Les causes d’extinction les plus énergiques semblent être, dans bien des cas, l’amoindrissement de la fécondité et l’état maladif des enfants ; ces deux causes résultent du changement des conditions d’existence, bien que les nouvelles conditions n’aient en elles-mêmes rien de nuisible. M. H.-H. Howorth a bien voulu appeler mon attention sur ce point et me fournir de nombreux renseignements. Il convient de citer quelques exemples à cet égard.

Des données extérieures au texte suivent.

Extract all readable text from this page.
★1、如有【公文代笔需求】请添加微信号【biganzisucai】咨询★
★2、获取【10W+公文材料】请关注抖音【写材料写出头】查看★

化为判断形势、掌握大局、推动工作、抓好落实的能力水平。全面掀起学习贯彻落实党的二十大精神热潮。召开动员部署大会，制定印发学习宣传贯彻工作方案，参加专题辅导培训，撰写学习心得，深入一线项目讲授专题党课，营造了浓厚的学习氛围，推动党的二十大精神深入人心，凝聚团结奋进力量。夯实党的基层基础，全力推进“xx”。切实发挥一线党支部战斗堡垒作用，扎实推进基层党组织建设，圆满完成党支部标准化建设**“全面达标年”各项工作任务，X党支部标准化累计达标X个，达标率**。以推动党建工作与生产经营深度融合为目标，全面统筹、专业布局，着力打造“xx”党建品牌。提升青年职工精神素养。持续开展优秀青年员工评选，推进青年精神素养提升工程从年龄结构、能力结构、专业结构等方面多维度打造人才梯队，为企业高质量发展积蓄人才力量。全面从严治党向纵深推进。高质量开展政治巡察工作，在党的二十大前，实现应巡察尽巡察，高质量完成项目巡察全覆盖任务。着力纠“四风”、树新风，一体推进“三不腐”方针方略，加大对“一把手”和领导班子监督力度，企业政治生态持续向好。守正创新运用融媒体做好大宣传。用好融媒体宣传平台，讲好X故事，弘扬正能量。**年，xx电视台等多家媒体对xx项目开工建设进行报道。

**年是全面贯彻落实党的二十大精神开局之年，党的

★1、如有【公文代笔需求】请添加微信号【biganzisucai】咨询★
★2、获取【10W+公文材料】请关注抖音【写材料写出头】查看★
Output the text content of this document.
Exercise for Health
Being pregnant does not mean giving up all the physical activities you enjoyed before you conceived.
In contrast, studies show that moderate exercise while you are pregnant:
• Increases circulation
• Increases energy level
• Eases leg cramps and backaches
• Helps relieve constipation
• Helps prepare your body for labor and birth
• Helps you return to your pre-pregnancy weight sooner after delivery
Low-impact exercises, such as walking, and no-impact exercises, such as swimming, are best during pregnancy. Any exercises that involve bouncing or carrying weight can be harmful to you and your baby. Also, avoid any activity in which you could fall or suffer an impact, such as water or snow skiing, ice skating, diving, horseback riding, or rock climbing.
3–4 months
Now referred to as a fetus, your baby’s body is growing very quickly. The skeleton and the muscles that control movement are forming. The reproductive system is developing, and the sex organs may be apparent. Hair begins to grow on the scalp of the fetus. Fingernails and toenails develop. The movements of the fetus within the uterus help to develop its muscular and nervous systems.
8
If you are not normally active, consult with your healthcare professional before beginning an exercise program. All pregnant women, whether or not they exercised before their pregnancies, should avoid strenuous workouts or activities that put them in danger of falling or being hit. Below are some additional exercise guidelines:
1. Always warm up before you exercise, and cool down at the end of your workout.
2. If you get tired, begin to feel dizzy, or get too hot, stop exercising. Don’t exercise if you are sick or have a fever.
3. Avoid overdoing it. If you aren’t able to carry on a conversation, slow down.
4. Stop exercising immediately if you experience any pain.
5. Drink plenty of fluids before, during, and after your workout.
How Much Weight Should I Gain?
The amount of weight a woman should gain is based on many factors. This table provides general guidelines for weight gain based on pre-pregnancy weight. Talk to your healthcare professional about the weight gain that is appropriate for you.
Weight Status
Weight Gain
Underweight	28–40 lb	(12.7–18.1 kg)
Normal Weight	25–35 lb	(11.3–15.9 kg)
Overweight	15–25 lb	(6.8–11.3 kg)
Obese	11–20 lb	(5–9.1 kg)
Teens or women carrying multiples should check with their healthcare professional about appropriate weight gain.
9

Au moment de la colonisation de la Tasmanie, certains voyageurs estimaient à 7,000, d’autres à 20,000, le nombre des indigènes. En tout cas, et quel qu’ait pu être le chiffre de la population, le nombre des indigènes diminua bientôt, en conséquence de luttes perpétuelles, soit avec les Anglais, soit les uns avec les autres. Après la fameuse chasse au sauvage à laquelle prirent part tous les colons, il ne restait plus que 120 Tasmaniens qui firent leur soumission entre les mains des autorités anglaises et à qui on voulut bien accorder la vie[2]. En 1832, on transporta ces 120 individus dans l’île Flinders. Cette île située entre la Tasmanie et l’Australie a 64 kilomètres de longueur sur une largeur qui varie entre 19 et 22 kilomètres ; le climat est sain et les nouveaux habitants furent bien traités. Quoi qu’il en soit, leur santé reçut une rude atteinte. En 1834, on comptait (Bonwick, p. 250) 47 hommes adultes, 48 femmes adultes, et 16 enfants ; en tout 111 individus ; en 1835, ils n’étaient plus que 100. Comme ils continuaient à diminuer rapidement en nombre et qu’ils étaient persuadés qu’ils ne mourraient pas si rapidement dans une autre localité, on les transporta, en 1847, dans la baie d’Oyster, située dans la partie méridionale de la Tasmanie. La peuplade se composait alors, 20 décembre 1847, de 14 hommes, 22 femmes et 10 enfants[3]. Ce changement de ré-

  1. Bagehot, Physics and Politics ; Fortnightly Review, 1er avril 1868, p. 455.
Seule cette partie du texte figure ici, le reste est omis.